On that day, no soul shall be wronged; and you shall not be rewarded aught but that which you did. (The Quran, 36: 54).
Surah Yasin is usually recited in Muslim households when someone passes away. The above-quoted ayaat from the surah has been in my mind lately. I want to believe those words, not just in the promised day of reckoning, but here and now, in this People’s Republic of ours.
I want to believe that justice will prevail; the perpetrators will be apprehended, tried in a transparent court, and given exemplary punishment; any conspiracy or intelligence failure will be unearthed; and there won’t be any torture, extraordinary renditions, or black holes run by any government agency. I want to believe that we will have justice, because only then will we have peace.
I want to believe that our Republic will prevail. While we have focused mostly on the atrocities — understandable, given their scale — let’s not to forget that a week ago, we were on the brink of becoming a failed state.
I want to believe that we will never become a failed state. We have lost scores of bright officers, and our border remains to be secured. Our national security apparatus is incredibly stretched. It’s time we let the army and paramilitary do their jobs, and not become relief workers, firemen, or shopkeepers.
I want to believe that we never have to ask again: how could this happen? And yet, there is no getting away from the grim reality that this nightmare was true. The initial reporting suggested, seemingly reasonably, a mutiny of the have-nots.
Ours is a grossly unequal society. Rising inequality among those who share the same language, culture, and religion — as is the case for nine out of ten Bangladeshis — means an explosion is always just a matter of time.
And yet, there is more to our story. We don’t have a historically embedded feudal class or caste system. A randomly chosen senior bureaucrat, successful businessman, or acclaimed professional will have some family member in the heart of rural Bangladesh.
Unequal our society may be, but we also have had, at least until now, social mobility. I want to believe our dreams of a better day.
I want to believe that the army and the BDR accept each other as brothers that they are. And yet, blood was shed by brothers. How could this happen? Deep-seated class resentment? Conspiracy? Perhaps. But can we also deny that ours is a violent society?
I want to believe that we can control our id. And there is hope, even in this dark hour. In a country where students shut down highways when their friend gets hit by a bus, our soldiers waited, knowing their comrades were brutally assaulted, because the order to fire never came.
Our soldiers exhibited valour, not in a violent battlefield, but by not raising their arms. Our soldiers are our brothers and cousins, sons and nephews. I want to believe that we can all perform our duties as they have done theirs.

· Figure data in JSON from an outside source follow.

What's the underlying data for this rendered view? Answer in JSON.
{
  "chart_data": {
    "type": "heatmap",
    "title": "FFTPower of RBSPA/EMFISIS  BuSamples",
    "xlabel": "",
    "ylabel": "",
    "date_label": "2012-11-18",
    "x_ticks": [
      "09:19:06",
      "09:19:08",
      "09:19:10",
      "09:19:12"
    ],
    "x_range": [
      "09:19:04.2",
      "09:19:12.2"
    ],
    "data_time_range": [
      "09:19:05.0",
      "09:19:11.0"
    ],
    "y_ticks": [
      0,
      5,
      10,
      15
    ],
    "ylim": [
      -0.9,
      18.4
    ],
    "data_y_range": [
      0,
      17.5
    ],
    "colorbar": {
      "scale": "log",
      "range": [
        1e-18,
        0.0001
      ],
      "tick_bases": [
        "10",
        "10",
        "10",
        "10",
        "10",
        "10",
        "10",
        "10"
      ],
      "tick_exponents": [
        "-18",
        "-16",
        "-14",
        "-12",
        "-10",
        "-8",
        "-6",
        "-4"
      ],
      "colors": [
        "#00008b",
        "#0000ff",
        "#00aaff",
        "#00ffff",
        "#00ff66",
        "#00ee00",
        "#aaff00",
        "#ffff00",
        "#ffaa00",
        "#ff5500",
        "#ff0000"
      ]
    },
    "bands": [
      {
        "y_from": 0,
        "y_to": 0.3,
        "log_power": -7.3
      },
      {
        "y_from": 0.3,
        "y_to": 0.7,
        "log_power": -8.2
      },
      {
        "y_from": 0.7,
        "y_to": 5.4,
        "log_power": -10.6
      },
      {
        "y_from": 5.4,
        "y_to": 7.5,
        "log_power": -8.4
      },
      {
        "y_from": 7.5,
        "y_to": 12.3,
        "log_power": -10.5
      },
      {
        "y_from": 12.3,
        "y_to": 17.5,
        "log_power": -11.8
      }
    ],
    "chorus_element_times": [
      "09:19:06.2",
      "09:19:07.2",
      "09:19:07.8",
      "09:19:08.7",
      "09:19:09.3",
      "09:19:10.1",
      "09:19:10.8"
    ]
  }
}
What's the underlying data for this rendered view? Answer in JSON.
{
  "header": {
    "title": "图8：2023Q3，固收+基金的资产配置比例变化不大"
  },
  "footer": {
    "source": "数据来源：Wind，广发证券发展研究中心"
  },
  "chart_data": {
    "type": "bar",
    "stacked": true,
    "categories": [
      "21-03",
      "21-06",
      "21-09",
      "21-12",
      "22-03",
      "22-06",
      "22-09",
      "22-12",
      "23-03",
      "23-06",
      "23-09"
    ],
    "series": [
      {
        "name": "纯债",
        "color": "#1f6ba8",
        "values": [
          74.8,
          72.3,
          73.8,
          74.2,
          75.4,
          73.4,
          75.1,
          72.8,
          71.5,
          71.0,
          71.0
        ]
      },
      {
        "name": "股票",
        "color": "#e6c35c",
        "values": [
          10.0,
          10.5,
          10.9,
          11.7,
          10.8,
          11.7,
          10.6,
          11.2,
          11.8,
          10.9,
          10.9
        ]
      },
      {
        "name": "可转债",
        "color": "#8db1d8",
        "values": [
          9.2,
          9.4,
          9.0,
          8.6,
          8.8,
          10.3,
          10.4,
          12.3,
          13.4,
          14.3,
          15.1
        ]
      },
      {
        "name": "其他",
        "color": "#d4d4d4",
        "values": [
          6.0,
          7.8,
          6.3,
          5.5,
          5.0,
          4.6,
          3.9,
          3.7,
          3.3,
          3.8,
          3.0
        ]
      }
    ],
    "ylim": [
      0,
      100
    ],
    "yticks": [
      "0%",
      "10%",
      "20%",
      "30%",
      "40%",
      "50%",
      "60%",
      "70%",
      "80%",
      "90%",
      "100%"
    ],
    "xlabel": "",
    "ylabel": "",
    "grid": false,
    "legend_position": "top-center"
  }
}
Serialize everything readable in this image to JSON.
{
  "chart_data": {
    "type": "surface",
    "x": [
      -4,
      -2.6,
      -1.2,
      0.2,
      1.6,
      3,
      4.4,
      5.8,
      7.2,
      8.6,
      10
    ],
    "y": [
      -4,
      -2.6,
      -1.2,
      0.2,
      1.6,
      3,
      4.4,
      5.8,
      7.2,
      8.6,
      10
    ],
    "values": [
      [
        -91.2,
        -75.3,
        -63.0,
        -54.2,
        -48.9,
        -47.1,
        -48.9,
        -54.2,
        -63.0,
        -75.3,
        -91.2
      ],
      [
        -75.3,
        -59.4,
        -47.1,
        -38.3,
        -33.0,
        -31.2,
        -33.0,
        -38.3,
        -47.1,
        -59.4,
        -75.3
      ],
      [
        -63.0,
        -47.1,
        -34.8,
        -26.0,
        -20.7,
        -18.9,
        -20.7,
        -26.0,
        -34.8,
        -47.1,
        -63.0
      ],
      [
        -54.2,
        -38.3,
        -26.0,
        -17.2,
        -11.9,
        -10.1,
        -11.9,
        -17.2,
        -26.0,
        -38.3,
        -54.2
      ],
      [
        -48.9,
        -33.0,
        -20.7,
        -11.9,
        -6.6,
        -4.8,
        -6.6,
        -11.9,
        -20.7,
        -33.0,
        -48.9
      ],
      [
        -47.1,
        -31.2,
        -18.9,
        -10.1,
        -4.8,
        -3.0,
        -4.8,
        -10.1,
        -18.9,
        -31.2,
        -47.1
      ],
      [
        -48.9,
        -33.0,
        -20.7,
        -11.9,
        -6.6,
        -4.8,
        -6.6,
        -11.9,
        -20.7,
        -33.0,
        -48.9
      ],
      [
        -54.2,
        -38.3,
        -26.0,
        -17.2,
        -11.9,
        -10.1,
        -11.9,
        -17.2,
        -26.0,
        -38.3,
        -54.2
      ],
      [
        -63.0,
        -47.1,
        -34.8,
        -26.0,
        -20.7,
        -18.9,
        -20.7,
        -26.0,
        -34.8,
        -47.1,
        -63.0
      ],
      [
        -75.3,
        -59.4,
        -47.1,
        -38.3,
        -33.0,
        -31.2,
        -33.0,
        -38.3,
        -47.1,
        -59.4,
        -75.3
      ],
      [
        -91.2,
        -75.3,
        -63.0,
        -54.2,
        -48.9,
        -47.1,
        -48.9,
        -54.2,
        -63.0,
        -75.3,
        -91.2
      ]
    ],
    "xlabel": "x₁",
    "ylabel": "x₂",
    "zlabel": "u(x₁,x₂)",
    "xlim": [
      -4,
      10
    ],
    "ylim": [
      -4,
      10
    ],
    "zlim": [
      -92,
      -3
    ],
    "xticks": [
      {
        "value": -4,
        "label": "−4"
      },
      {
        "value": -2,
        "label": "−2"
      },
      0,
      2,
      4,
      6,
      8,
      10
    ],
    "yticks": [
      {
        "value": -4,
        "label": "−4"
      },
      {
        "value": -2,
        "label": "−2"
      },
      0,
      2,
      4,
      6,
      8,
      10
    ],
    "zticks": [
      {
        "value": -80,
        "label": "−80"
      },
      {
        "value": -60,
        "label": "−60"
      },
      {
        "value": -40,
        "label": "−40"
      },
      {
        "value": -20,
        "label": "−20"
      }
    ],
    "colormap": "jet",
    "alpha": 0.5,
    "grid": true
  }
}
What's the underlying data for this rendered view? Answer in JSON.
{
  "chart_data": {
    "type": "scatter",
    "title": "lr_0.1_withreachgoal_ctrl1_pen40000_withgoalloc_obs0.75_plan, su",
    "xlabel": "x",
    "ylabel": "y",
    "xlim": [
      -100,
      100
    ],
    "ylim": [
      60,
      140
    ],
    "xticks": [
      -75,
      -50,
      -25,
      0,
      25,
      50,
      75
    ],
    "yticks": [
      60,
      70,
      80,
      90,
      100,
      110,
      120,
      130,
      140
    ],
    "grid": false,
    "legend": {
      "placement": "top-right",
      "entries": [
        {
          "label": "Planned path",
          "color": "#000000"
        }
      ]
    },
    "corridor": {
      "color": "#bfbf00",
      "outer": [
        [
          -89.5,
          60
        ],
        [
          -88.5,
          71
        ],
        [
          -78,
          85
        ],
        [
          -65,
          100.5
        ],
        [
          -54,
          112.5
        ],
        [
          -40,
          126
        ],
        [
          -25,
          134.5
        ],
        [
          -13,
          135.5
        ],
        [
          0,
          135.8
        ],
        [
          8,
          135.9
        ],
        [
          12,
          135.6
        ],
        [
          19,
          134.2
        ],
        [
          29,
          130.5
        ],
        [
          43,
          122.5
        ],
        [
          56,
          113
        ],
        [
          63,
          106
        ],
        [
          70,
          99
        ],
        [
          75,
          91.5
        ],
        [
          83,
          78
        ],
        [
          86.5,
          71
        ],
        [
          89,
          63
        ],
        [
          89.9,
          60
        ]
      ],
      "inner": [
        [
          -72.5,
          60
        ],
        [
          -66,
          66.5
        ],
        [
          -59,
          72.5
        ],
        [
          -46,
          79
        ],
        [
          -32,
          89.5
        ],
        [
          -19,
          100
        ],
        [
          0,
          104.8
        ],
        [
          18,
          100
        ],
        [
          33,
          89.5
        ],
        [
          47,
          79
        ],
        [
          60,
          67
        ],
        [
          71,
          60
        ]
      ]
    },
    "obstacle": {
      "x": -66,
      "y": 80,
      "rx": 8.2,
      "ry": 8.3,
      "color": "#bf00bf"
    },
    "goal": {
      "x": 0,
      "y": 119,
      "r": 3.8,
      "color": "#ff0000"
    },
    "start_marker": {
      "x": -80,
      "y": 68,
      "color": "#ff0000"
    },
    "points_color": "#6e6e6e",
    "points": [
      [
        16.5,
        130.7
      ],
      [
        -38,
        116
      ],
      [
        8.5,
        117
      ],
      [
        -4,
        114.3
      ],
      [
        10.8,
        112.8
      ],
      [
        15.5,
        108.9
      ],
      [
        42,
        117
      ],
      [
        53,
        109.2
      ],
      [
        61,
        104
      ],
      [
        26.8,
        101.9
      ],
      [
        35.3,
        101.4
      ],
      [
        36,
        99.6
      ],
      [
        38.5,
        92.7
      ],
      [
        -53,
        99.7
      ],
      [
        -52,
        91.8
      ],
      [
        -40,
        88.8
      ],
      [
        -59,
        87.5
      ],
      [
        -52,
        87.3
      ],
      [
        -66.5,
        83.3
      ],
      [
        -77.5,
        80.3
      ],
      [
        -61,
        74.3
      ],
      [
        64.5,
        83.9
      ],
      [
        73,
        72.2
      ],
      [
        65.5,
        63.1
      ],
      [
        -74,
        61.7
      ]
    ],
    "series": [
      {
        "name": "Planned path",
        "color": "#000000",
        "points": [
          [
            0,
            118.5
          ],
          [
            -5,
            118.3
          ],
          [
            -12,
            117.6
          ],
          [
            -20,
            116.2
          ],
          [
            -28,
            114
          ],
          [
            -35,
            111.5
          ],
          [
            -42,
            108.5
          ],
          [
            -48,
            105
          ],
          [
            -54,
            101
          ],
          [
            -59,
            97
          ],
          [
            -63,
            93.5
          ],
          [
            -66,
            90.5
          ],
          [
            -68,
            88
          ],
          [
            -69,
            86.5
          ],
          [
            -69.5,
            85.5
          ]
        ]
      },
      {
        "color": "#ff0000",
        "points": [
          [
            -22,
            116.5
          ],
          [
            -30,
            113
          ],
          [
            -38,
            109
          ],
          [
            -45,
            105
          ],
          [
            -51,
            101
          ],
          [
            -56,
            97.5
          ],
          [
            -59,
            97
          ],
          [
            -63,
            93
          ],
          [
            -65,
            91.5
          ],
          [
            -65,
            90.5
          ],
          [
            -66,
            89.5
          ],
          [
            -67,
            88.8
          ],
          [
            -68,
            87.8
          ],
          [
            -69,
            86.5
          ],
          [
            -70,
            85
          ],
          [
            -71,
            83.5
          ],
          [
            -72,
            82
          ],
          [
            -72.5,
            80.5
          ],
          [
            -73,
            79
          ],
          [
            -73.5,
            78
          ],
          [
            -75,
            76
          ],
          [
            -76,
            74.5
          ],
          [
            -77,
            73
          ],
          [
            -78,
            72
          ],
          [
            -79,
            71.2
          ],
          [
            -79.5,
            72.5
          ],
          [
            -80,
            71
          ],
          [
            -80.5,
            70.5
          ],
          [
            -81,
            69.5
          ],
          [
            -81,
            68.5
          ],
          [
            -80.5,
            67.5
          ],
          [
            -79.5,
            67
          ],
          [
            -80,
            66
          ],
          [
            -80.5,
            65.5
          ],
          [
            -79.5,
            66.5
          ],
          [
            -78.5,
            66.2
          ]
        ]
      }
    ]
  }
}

And they performed their duties because the government ordered them to hold back. Throughout this crisis, it was a civilian government that was in charge. It was that government, which showed utmost patience and yet demonstrated a steely resolve, when the prime minister said “don’t try my patience.”
Rights and wrongs of the way the crisis was handled will be debated for a long time to come. But, ultimately, it will be the people who will judge. That is the power of democracy. I want to believe that our democracy will endure.
And our democracy can only endure if we are brave enough to face criticism. The government will be criticised, sometimes unfairly, often with the benefit of 20/20 hindsight. The army will be criticised for what was ultimately a command failure. And the media will be criticised for failing to portray the facts. I want to believe that we are strong enough to absorb these criticisms.
I want to believe. I do believe in Bangladeshis. In living memory, we have secured freedom, established a democratic order, and are aspiring to be a middle income country before our 50th national birthday. In the past two years, we have beaten the spectre of famine and debilitating political crises. I want to believe that we shall overcome. I want to be able to write that I do believe.